Stuck between the brutal crackdown by the Myanmar army and a closed border with Bangladesh, the ethnic Rohingya Muslims' chance of survival is slim. Since Friday, "thousands of Muslims were killed" according to the European Rohingya Council as security forces launched operations against what they called a series of attacks by Rohingya "insurgents" in the north of the country's Rakhine State, home to the ethnic group in Buddhist-majority Myanmar.
Bangladesh, home to more than 400,000 Rohingya Muslims who fled the systematic persecution in Myanmar, turned down appeals to open the borders.
Bangladeshi border guard officials told Reuters they had sent back about 550 Rohingya since Monday, via the Naf river that separates the two countries. United Nations Secretary-General Antonio Guterres called on Dhaka to let Rohingyas in. A senior border guard official speaking to AFP said around 6,000 Myanmar nationals have gathered on the border and were trying to enter the country. Some 3,000 people managed to cross into the country according to figures by a U.N. refugee agency.
The Bangladeshi official said the situation was "still volatile," noting heavy gunfire by automatic weapons and smoke over burnt villages across the border. Officials expect thousands more to arrive on the border from hills and forests they have been hiding near the border. An 11-year-old Rohingya girl named Marium was separated from her parents amid the turmoil. Stranded on the border, the crying girl told AFP she was in the toilet when the guards drove her parents away. "Where shall I find them now?" she wailed. Mohammad Ismail had taken shelter from the rain under a plastic sheet erected by border guards just inside Bangladeshi territory, but the shelter has since been torn down.
"The border guards let us take shelter here, but I don't know now what I will do with my son," he told AFP, gesturing to the shivering boy. Speaking to Anadolu Agency (AA), Anita Schug, spokeswoman for the European Rohingya Council, said 2,000 to 3,000 Muslims died in Rakhine state between Friday and Monday. She said thousands of others were injured in "a slow-burning genocide." She said almost a thousand Muslims were killed on Sunday in Saugpara village, Rathedaung alone. The region has seen simmering tension between its Buddhist and Muslim populations since communal violence broke out in 2012.
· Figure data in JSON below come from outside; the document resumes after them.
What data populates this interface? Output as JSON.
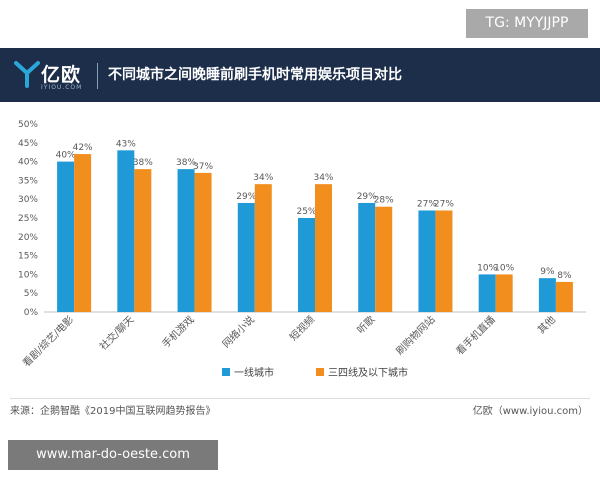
{
  "watermark_top": "TG: MYYJJPP",
  "watermark_bottom": "www.mar-do-oeste.com",
  "brand": {
    "logo_text": "亿欧",
    "logo_sub": "IYIOU.COM",
    "accent": "#2aa6d8",
    "header_bg": "#1d2e4b"
  },
  "footer": {
    "source": "来源：企鹅智酷《2019中国互联网趋势报告》",
    "brand_text": "亿欧（www.iyiou.com）"
  },
  "chart_data": {
    "type": "bar",
    "title": "不同城市之间晚睡前刷手机时常用娱乐项目对比",
    "categories": [
      "看剧/综艺/电影",
      "社交/聊天",
      "手机游戏",
      "网络小说",
      "短视频",
      "听歌",
      "刷购物网站",
      "看手机直播",
      "其他"
    ],
    "series": [
      {
        "name": "一线城市",
        "values": [
          40,
          43,
          38,
          29,
          25,
          29,
          27,
          10,
          9
        ],
        "color": "#1f9ad6",
        "labels": [
          "40%",
          "43%",
          "38%",
          "29%",
          "25%",
          "29%",
          "27%",
          "10%",
          "9%"
        ]
      },
      {
        "name": "三四线及以下城市",
        "values": [
          42,
          38,
          37,
          34,
          34,
          28,
          27,
          10,
          8
        ],
        "color": "#f28e1e",
        "labels": [
          "42%",
          "38%",
          "37%",
          "34%",
          "34%",
          "28%",
          "27%",
          "10%",
          "8%"
        ]
      }
    ],
    "ylim": [
      0,
      50
    ],
    "yticks": [
      "0%",
      "5%",
      "10%",
      "15%",
      "20%",
      "25%",
      "30%",
      "35%",
      "40%",
      "45%",
      "50%"
    ],
    "xlabel": "",
    "ylabel": "",
    "grid": false,
    "legend": "bottom-center"
  }
}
A security clampdown launched in October last year in Maungdaw, where Rohingya form the majority, led to a U.N. report on human rights violations by security forces that indicated crimes against humanity.
The U.N. documented mass gang rape, killings, including that of babies and children, brutal beatings and disappearances.
Reuters reported that an estimated 5,000 Rohingya have been able to cross into Bangladesh over the past few days, most slipping in at night over the land border near the Bangladeshi village of Gumdhum. Many are sick and at least six have died after crossing in, an aid worker said, adding that fear of being caught and sent back meant some refused to seek help. "What we're seeing is that many Rohingya people are sick," said the worker with an international agency in Bangladesh who declined to be identified or have his agency identified. "This is because they got stuck on the border before they could enter. It's mostly women and children. "We're making all out efforts but a rapid response is needed," the aid worker said. "Some are refraining from getting treatment to avoid arrest." Rohingya Muslims, who trace their roots to Myanmar centuries ago, are denied citizenship by Myanmar that defines them as illegal immigrants. They are often subject to violence by Buddhist extremists.